The image on the left is not bad, but the one on the right has a better balance – a better harmony. It not only because it is warmer it also has a subtle, yet important, color balance.

These are the HSL settings I used:

In the Hue section you can see that I have pushed Yellows towards Orange and Green towards Yellow. This warms up, and makes it more Orange-ish. The Aqua I have pushed towards Blue, the complimentary color of Orange. And then I have biased the saturation to something pleasing.

The White Balance is a part of the equation above, but I can take it out of the equation by making the same warmer White Balance settings on both images. Now you see the difference the HSL settings do.

The photo on the left now has the same White blance. It still doesn’t have the same harmony in the colors, as the right one has.

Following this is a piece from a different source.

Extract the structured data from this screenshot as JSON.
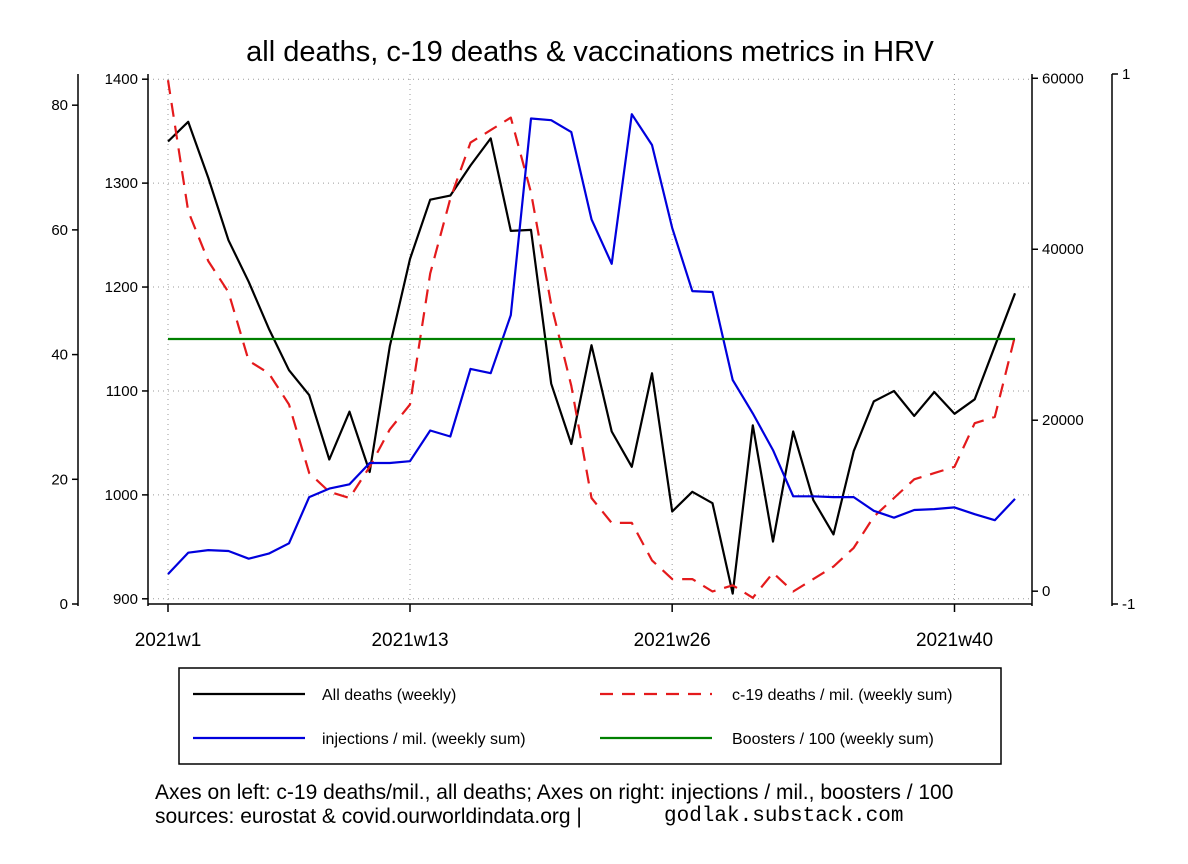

Essentially there is no right and wrong, but if you want to achieve a perfect color harmony, you can get a lot out of the HSL panel, by tuning the individual colors.

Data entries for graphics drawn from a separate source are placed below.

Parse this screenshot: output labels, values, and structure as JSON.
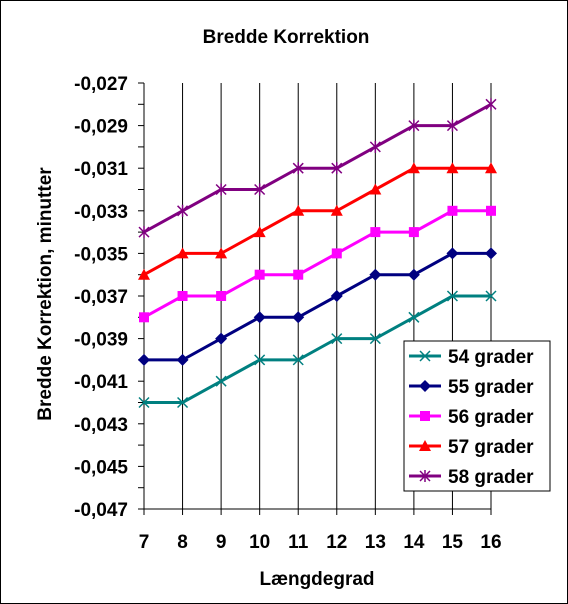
{
  "chart_data": {
    "type": "line",
    "title": "Bredde Korrektion",
    "xlabel": "Længdegrad",
    "ylabel": "Bredde Korrektion, minutter",
    "x": [
      7,
      8,
      9,
      10,
      11,
      12,
      13,
      14,
      15,
      16
    ],
    "x_tick_labels": [
      "7",
      "8",
      "9",
      "10",
      "11",
      "12",
      "13",
      "14",
      "15",
      "16"
    ],
    "ylim": [
      -0.047,
      -0.027
    ],
    "y_tick_labels": [
      "-0,027",
      "-0,029",
      "-0,031",
      "-0,033",
      "-0,035",
      "-0,037",
      "-0,039",
      "-0,041",
      "-0,043",
      "-0,045",
      "-0,047"
    ],
    "y_major_step": 0.002,
    "y_minor_step": 0.001,
    "grid": {
      "vertical": true,
      "horizontal": false
    },
    "legend_position": "bottom-right",
    "series": [
      {
        "name": "54 grader",
        "color": "#008080",
        "marker": "x",
        "values": [
          -0.042,
          -0.042,
          -0.041,
          -0.04,
          -0.04,
          -0.039,
          -0.039,
          -0.038,
          -0.037,
          -0.037
        ]
      },
      {
        "name": "55 grader",
        "color": "#000080",
        "marker": "diamond",
        "values": [
          -0.04,
          -0.04,
          -0.039,
          -0.038,
          -0.038,
          -0.037,
          -0.036,
          -0.036,
          -0.035,
          -0.035
        ]
      },
      {
        "name": "56 grader",
        "color": "#ff00ff",
        "marker": "square",
        "values": [
          -0.038,
          -0.037,
          -0.037,
          -0.036,
          -0.036,
          -0.035,
          -0.034,
          -0.034,
          -0.033,
          -0.033
        ]
      },
      {
        "name": "57 grader",
        "color": "#ff0000",
        "marker": "triangle",
        "values": [
          -0.036,
          -0.035,
          -0.035,
          -0.034,
          -0.033,
          -0.033,
          -0.032,
          -0.031,
          -0.031,
          -0.031
        ]
      },
      {
        "name": "58 grader",
        "color": "#800080",
        "marker": "star",
        "values": [
          -0.034,
          -0.033,
          -0.032,
          -0.032,
          -0.031,
          -0.031,
          -0.03,
          -0.029,
          -0.029,
          -0.028
        ]
      }
    ]
  }
}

Some images will need more bending than what the HSL will allow, and then you will have to turn to other methods, like local changes using brushes and gradients or even taking the image into Photoshop.

Split toning to add color harmony

You may have heard of split toning. It is a more creative way to work with your colors and it can be very dramatic, but it is a tool you should use with care.

Split Toning is a process where you add one color to the highlights and add another color to the shadows. If you do it in a subtle way, it will hardly be noticeable, but it can make a difference. If you do it more aggressively it will make a strong impact on your image, for better or worse.

You can create Split Toning in many different was. In Lightroom, it is very easy from the Split Toning panel.

In the first example, I have first turned it into black and white photo and then I have colored it using the Split Toning. I have added an yellow/orange color to the highlights and a bluish color to the shadows.

Black and white photo split toned with Yellow in the highlights and Blue in the shadows.

And these are the settings.

Add yellow-ish to the highlights and blue to the shadows. I used a black and white photo to make the color grading very easy to see.

The colors you add, might not be natural even if they are very pleasing to the eye. This is a creative decision for you to make.

Here is another example. Same principle – first black and white, and then split toning it.

Split toning using Yellow for highlights and Purple for shadows.

While split toning is an incredibly powerful tool and can be used to create fantastic creative colored photos it is not always enough to create color harmony.

My personal preference is to use Split Toning later in the process to see if it can add just that spice, that makes the difference.

I have a strong belief about image editing: you cannot do everything in one big step. The is no silver bullet, no one-button image processing. It is the many small steps, that may be tiny, that adds up to the big change.

In the example below, the same split toning is added to the colored version of the photo. It changes the photo into a warmer photo.

On the left without split toning and on the right the same split toning as above, just on the colored version of the photo.

And if you look at Color Harmony, it is the one showed earlier.